A rottweiler and a green-eyed cat are the stars as well as the narrators of this second work from Hall and Moser ( The Farm Summer 1942 ). Hall's evenhanded and whimsical poem/play analyzes the nature of each species: ``DOG: I am the dog. / I like bones. / I like to bury bones. / As for eating, I can take it or leave it-- / but I like it when they feed me. CAT: I am the cat. / I won't care whether they feed me or not / as long as I get fed.'' Moser's paintings give each animal in the book a specific personality--the rottweiler shakes diamond beads of water from his coat or frightens ``the burglar disguised as a UPS man''; the cat peers intently through a window at a finch or sits like a queen atop a purple cushion. The feline rather disdainfully describes dogs as ``nervous and well-meaning''; the simultaneously ``dignified, / guilty, / sprightly, / obedient, / friendly, / vigilant, / and soulful'' dog says categorically that ``cats are weird.'' The absence of a clear story or plot, however, coupled with the arch tone of the text, may make the book more accessible and enjoyable to adult readers than to children.

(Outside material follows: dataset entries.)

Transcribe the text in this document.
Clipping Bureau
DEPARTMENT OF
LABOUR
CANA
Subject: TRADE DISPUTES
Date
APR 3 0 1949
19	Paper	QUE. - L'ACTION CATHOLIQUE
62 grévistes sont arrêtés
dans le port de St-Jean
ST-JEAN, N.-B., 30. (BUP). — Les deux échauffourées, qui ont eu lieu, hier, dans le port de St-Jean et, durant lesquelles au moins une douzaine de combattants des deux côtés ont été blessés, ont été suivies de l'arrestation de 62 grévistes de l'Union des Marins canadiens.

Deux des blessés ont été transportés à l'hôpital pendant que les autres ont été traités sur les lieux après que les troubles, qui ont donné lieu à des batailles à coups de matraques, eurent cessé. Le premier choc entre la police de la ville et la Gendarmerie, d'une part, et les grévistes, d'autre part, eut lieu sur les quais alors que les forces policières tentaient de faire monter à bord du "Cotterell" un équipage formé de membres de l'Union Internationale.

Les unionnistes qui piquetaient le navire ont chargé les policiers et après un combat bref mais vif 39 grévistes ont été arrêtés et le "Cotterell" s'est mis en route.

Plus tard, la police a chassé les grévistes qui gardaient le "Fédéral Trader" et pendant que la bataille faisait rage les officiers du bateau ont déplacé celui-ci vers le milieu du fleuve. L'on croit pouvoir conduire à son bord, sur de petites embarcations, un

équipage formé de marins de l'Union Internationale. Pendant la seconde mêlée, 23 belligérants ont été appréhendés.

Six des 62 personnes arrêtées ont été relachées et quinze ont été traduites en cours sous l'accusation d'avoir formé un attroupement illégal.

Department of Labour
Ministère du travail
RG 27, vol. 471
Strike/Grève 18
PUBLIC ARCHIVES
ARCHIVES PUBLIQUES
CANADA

All ages. (Sept.)
- Judy Silverman
In alternating turns, the dog and the cat state their likes, dislikes and observations about each other and their humans in I Am the Dog/I Am the Cat. It's an offbeat concept, sumptuously illustrated with watercolor portraits by Moser. Dog advocates and cat fanciers will love reading and cheering their favored pet's point of view. The rest of us can feast on the pictures while contemplating how much the "truth" relies on your point-of-view.
School Library Journal
K-Gr 4-A free-verse poem that alternates the animals' voices. A Rottweiler lists its likes and dislikes making declarations with strong verbs. Its actions are forthright and positive, for it is a dog. A tabby's speeches take a more leisurely tone, conveyed by longer, rambling sentences and softer sounds. It exhibits contradictory and more emotional behaviors, for it is a cat. Moser's full-page watercolor portraits are naturalistic. His use of close perspectives, mostly from the animals'-eye view, capture the immediacy and personality of each creature. Adults will recognize the truth of this book and be amused; children will enjoy the words and pictures and be amused, as well.-Karen K. Radtke, Milwaukee Public Library
Two of the most common pets, Dog and Cat, philosophize alternately about life in their human household. Naturally, differences abound: "Dog: As for eating, I can take it or leave it--but I like it when "they" feed me." "Cat: Sometimes I tease them to feed me, then turn up my nose at what I get." The dog, protective of his owners, imagines the UPS man to be a burglar, while the cat accepts everyone unconditionally, if it is in the mood. The animals reflect on sleeping, playing, and even bathing, with the canine enjoying positive human touches: "I like my ears scratched. I like praise. I cannot bear it when they use that tone of voice." The cat expresses independence: "The dog amuses me. He cares about what people think!" Poet Hall carefully chooses his words, while Moser's deft paintbrush captures the two animals with precision. Children will love the huge rottweiler, friendly and eager to please, alongside the diffident tabby, green eyes staring, calculating its next move. Although the main characters are the focal point of the paintings, Moser's well-designed backgrounds, both indoors and out, in muted tones are the perfect complement to this rhythmical, whimsical duet.